Dopo la lunga indagine, condotta attraverso appostamenti, ricerche e intercettazioni telefoniche, a finire in manette sono i cosiddetti “rami bassi” dello spaccio: si tratta di uomini perlopiù di origine straniera, di cittadini proveniente dal Maghreb, Afghanistan, Albania, Liberia. Negli indagati compare anche una donna, italiana, individuata come “assaggiatrice” del gruppo. Un gruppo, tuttavia, che non era composto da persone legate tra loro da “un’associazione a delinquere“, tanto che per gli indagati non si configura questo tipo di reato. Si tratta piuttosto di un “mutuo soccorso“, in base al quale, a seconda del meccanismo di domanda e offerta, gli spacciatori si venivano incontro, per rifornire i consumatori della droga richiesta.
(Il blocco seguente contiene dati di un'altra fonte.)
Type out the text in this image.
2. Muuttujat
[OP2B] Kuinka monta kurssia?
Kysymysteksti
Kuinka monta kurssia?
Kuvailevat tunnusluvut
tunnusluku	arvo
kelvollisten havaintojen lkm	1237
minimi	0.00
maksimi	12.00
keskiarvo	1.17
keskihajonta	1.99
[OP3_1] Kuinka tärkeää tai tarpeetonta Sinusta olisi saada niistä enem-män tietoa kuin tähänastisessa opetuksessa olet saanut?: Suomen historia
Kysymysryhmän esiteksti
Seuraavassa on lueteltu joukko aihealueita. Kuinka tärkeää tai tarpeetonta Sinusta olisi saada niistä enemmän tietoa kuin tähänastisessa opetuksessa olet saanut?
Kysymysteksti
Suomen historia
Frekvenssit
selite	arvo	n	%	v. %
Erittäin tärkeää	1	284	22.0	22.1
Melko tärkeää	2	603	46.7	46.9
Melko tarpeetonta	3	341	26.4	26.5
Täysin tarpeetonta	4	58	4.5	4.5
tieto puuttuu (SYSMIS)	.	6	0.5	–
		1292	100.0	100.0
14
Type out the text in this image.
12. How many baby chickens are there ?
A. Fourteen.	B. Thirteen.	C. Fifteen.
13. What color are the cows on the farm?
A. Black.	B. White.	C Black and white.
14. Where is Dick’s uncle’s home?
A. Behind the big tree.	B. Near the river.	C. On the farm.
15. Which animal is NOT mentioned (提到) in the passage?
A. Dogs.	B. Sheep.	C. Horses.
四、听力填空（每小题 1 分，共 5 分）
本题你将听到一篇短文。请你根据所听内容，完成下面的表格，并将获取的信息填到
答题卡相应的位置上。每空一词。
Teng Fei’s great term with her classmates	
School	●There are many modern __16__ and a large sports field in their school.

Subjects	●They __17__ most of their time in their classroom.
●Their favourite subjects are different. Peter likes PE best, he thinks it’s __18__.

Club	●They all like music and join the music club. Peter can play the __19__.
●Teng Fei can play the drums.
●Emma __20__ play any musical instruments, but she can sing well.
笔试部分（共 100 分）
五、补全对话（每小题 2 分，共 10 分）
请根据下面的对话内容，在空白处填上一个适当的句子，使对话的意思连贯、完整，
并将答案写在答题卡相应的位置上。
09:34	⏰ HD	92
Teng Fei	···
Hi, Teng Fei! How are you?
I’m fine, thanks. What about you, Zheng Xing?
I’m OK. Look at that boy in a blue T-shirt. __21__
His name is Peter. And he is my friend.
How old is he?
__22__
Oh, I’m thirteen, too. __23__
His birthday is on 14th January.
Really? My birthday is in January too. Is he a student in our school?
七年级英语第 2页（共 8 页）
Uno “spaccio liquido, per dirla alla Bauman“, ha detto il Questore per dare l’idea di come la rete riuscisse a modificare il suo modo di agire a seconda delle esigenze della domanda. Ciò vuol dire che tra loro non c’è una vera e propria suddivisione del territorio, ma piuttosto un controllo ramificato. “Non è come a Palermo – ha dichiarato il Questore – dove gli spacciatori devono pagare il pizzo. Non siamo a quel livello, e spero non ci arriveremo mai. Certo non siamo a Disneyland. L’attenzione continua ad essere alta, ma per la polizia al momento la priorità è un’altra, ossia il terremoto“.
I pusher davano così appuntamento ai loro contatti alla Verbanella, ai “3 paletti“, che tutti riconoscono nello spazio nei pressi del Liceo Scientifico Galilei, a Ponte San Giovanni o ancora a Ponte Felcino. I fatti, inseriti nell’inchiesta della polizia che ha portato ai 9 arresti di questi giorni, risalgono come detto già al 2014, verificatisi soprattutto nelle zone di Fontivegge, Monteluce, Ponte San Giovanni e via della Pescara. I canali di approvvigionamento per i pusher erano fondamentalmente due: Napoli e il Belgio.
L’inchiesta, dopo il primo fermo di un presunto spacciatore italiano, si è poi dipanata in un sottobosco di pusher, i quali solitamente si rifornivano da “grossisti” della droga di origine nigeriana. In tanti a rifornirsi erano trasfertisti, dunque consumatori provenienti da città fuori Umbria. Alcuni spacciatori sono stati rintracciati anche a Torino, Napoli, Cremona e Vicenza.